Assembly and release of HIV-1 precursor Pr55gag virus-like particles from recombinant baculovirus-infected insect cells.

The unprocessed Gag precursor from HIV-1, when expressed in recombinant baculovirus-infected insect cells, is targeted to the plasma membrane and assembles in 100-120 nm particles budding from the cell surface. This process mimics HIV immature particle formation and is dependent on myristoylation of the N-terminal glycine, as deletion of the latter results in particle accumulation in the cytoplasm and, interestingly, in the nucleus, pointing to a potential role of this non-fatty-acid-acylated species in the viral life cycle. Inclusion of the pol gene in the construct results in efficient processing of Pr55gag and a pronounced decrease in particle formation. Deletion of the C terminus (p16) of the Gag precursor, including the finger domains, abolishes particle assembly, but membrane targeting and evagination still occur. Heterologous expression in insect cells may prove very useful for the study of the molecular events leading to retroviral particle morphogenesis.

The GAG precursor of simian immunodeficiency virus assembles into virus-like particles.

To examine the potential role of the GAG precursor polyprotein in morphogenesis and assembly of the simian immunodeficiency virus (SIV), we have expressed the gag gene of SIVMac using a baculovirus expression vector. Infection of insect cells with recombinant virus containing the entire gag gene results in high expression of the GAG precursor protein, Pr57gag. The recombinant protein is myristylated and is released in the culture supernatant in an insoluble particulate form. A point mutation in the N-terminal glycine codon (Gly----Ala) inhibits myristylation. This mutated product is highly expressed but is not found in the culture supernatant. Electron microscopy and immunogold labelling of infected cells show that the native Pr57gag protein assembles into 100-120 nm virus-like particles that bud from the cell plasma membrane and are released in the culture supernatant. The unmyristylated protein also assembles into particulate structures which only accumulate inside the cells. These results demonstrate that the unprocessed GAG precursor of SIV can spontaneously assemble into particles in the absence of other viral proteins. Myristylation of the Pr57gag precursor is necessary for its association with the cell plasma membrane, for budding and for extracellular release.

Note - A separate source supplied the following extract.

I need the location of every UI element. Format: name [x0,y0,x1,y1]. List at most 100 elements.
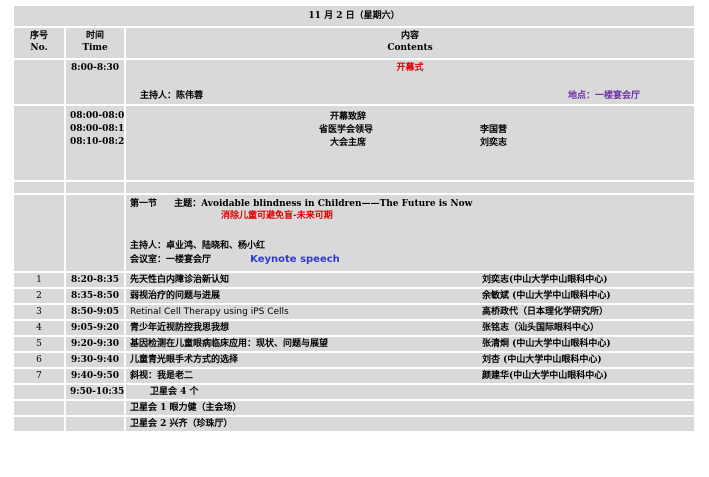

The HIV-1 Gag precursor Pr55gag synthesized in yeast is myristoylated and targeted to the plasma membrane.

Myristoylation of the Pr65gag protein from Moloney murine leukemia virus has been shown to be essential for virus particle formation [Rein et al., Proc. Natl. Acad. Sci. USA 83 (1986) 7246-7250], and by analogy, myristoylation of the human immunodeficiency virus (HIV) Gag precursor could possibly play a similar role. We have investigated the expression and myristoylation of the complete HIV Gag precursor Pr55gag in yeast, the subcellular localization of that protein, and the contribution of the myristoyl-glycine residue to this localization. Immunogold labelling of myristoylated Pr55gage with antibodies directed against HIV Gag products was apparent in the vicinity of the plasma membrane. On the contrary, non-myristoylated derivatives of Pr55gag were only detected in relatively well-defined regions of the cytoplasm. These results show that targeting and accumulation of the HIV Gag precursor, Pr55gag, at the plasma membrane occurs in yeast in the absence of other viral components and requires the N-myristoyl-glycine residue.